Least Burdensome Device Review [Section 3058].

This provision would enhance the statutory requirement that FDA consider the least burdensome means of demonstrating substantial equivalence or reasonable assurance of safety and effectiveness. Under this provision, all FDA employees involved in reviewing 510(k) or PMA submissions would receive training on the meaning and implementation of the least burdensome concept. Additionally, FDA would be required to periodically assess the implementation of the least burdensome requirement and conduct an audit of the training within 18 months. Further, FDA must take into account the least burdensome appropriate means necessary to demonstrate a reasonable assurance of device safety and effectiveness when requesting additional information for a PMA application. The Act reiterates the long-standing least burdensome principle and ensures its continued and consistent application during CDRH’s review of 510(k) notifications and PMA applications.

Clarifying Medical Software Regulation [Section 3060].

The Act exempts five categories of software functions from the definition of “device” under the FDCA, thereby removing them from FDA jurisdiction. The statutory provision builds on FDA’s efforts to limit the regulation of low-risk medical devices.

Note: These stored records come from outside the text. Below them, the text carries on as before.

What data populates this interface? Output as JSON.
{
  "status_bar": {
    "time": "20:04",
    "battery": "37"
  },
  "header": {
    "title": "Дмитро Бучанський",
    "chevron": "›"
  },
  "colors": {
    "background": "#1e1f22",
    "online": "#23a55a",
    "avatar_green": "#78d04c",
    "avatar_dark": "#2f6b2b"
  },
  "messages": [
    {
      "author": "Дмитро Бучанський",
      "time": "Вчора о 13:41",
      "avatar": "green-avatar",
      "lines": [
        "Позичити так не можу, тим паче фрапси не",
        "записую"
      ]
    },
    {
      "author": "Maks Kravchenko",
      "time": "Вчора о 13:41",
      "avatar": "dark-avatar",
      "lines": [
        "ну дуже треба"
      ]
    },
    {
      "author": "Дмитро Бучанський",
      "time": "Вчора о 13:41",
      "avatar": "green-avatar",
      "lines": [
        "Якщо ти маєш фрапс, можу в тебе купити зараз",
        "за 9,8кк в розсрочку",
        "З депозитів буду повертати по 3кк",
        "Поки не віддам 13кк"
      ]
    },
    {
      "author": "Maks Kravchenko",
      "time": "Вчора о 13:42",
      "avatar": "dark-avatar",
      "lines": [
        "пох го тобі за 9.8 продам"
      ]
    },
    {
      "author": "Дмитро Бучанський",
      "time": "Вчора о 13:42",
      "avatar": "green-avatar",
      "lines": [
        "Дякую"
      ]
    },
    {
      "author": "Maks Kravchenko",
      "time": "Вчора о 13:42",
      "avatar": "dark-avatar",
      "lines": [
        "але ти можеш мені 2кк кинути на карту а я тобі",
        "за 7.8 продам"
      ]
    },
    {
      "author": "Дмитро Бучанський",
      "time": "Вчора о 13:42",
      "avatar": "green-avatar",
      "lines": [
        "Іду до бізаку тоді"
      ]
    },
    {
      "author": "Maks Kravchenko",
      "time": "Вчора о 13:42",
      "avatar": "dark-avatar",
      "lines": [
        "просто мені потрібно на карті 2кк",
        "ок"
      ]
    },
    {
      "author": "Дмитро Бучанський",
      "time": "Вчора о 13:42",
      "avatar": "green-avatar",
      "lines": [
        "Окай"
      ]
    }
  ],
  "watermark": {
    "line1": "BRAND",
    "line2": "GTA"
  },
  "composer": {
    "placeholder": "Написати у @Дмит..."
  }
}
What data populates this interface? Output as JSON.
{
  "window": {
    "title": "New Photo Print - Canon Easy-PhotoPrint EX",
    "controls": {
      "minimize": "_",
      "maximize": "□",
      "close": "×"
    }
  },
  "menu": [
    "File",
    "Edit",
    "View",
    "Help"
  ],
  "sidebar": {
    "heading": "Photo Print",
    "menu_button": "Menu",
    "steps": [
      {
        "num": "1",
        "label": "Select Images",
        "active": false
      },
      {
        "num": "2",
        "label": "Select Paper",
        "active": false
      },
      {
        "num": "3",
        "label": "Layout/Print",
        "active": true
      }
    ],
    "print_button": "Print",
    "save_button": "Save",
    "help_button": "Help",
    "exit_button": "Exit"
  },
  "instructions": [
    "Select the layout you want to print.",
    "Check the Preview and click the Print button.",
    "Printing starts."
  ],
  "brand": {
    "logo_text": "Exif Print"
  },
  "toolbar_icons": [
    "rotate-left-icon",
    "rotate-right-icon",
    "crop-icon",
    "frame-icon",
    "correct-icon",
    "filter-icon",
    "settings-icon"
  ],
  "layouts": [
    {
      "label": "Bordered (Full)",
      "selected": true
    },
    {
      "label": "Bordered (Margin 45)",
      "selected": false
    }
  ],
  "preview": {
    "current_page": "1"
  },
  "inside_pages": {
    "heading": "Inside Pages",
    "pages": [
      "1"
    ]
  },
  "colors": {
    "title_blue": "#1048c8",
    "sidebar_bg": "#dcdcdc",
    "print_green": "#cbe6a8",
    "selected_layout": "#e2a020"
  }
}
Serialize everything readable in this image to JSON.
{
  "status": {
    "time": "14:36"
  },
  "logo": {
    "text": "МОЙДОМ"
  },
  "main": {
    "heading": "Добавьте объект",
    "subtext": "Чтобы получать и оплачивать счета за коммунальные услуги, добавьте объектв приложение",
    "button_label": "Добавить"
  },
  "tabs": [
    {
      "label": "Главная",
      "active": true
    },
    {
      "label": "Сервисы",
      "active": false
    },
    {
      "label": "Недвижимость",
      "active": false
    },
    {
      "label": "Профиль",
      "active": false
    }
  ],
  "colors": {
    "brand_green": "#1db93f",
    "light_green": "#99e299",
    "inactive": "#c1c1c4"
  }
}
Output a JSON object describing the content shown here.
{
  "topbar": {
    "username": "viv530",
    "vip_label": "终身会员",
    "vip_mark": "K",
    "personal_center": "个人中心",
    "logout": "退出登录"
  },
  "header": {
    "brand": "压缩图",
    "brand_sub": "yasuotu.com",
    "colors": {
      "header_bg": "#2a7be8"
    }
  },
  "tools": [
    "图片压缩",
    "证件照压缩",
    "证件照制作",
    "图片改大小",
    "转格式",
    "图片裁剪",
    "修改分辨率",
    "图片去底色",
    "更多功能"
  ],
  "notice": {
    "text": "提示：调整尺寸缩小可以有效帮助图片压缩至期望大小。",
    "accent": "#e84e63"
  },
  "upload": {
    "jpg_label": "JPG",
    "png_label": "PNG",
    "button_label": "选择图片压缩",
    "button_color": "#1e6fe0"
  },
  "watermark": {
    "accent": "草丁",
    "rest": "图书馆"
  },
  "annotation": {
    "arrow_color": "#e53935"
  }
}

Specifically, the types of medical software excluded from the definition of “device” under the FDCA include software intended for:

  1. Administrative support of a healthcare facility;
  2. Maintaining or encouraging a healthy lifestyle, when unrelated to diagnosis, cure, mitigation, prevention, or treatment;
  3. Transferring, storing, formatting conversion, or displaying certain electronic medical records;
  4. Transferring, storing, converting formats, or displaying clinical laboratory test or other device data and results, so long as the software is not intended to interpret or analyze clinical laboratory test or other device data; and
  5. Displaying, analyzing, or printing certain medical information about a patient, supporting or providing recommendations to a healthcare professional about prevention, diagnosis, or treatment, and enabling such healthcare professional to independently review the basis for such recommendations so that it is not the intent that such healthcare professional rely primarily on such recommendations to make an individual clinical diagnosis or treatment decisions.

However, the software function may not be excluded from the device definition if FDA makes a formal finding that the use of the software function would reasonably be likely to have serious adverse health consequences. The Act clarifies that, to the extent a product has multiple functions, including a non-device function, only the device functions could be subject to FDA regulation. The Act also amends the FDCA to provide that FDA must classify device accessories based on the intended use of the accessory rather than the classification of any other device with which the accessory is intended to be used. FDA issued draft guidance in 2015 adopting a similar approach to accessories.3

If you have any questions, please contact any member of Ropes & Gray’s FDA regulatory or health care practices or your usual Ropes & Gray advisor.

1 Sections cited in this Alert refer to the relevant provisions in the Act.
2 See section 506(a) of the Federal Food, Drug, and Cosmetic Act (FDCA).
3 See FDA Draft Guidance on “Medical Device Accessories: Defining Accessories and Classification Pathway for New Accessory Types” (January 2015).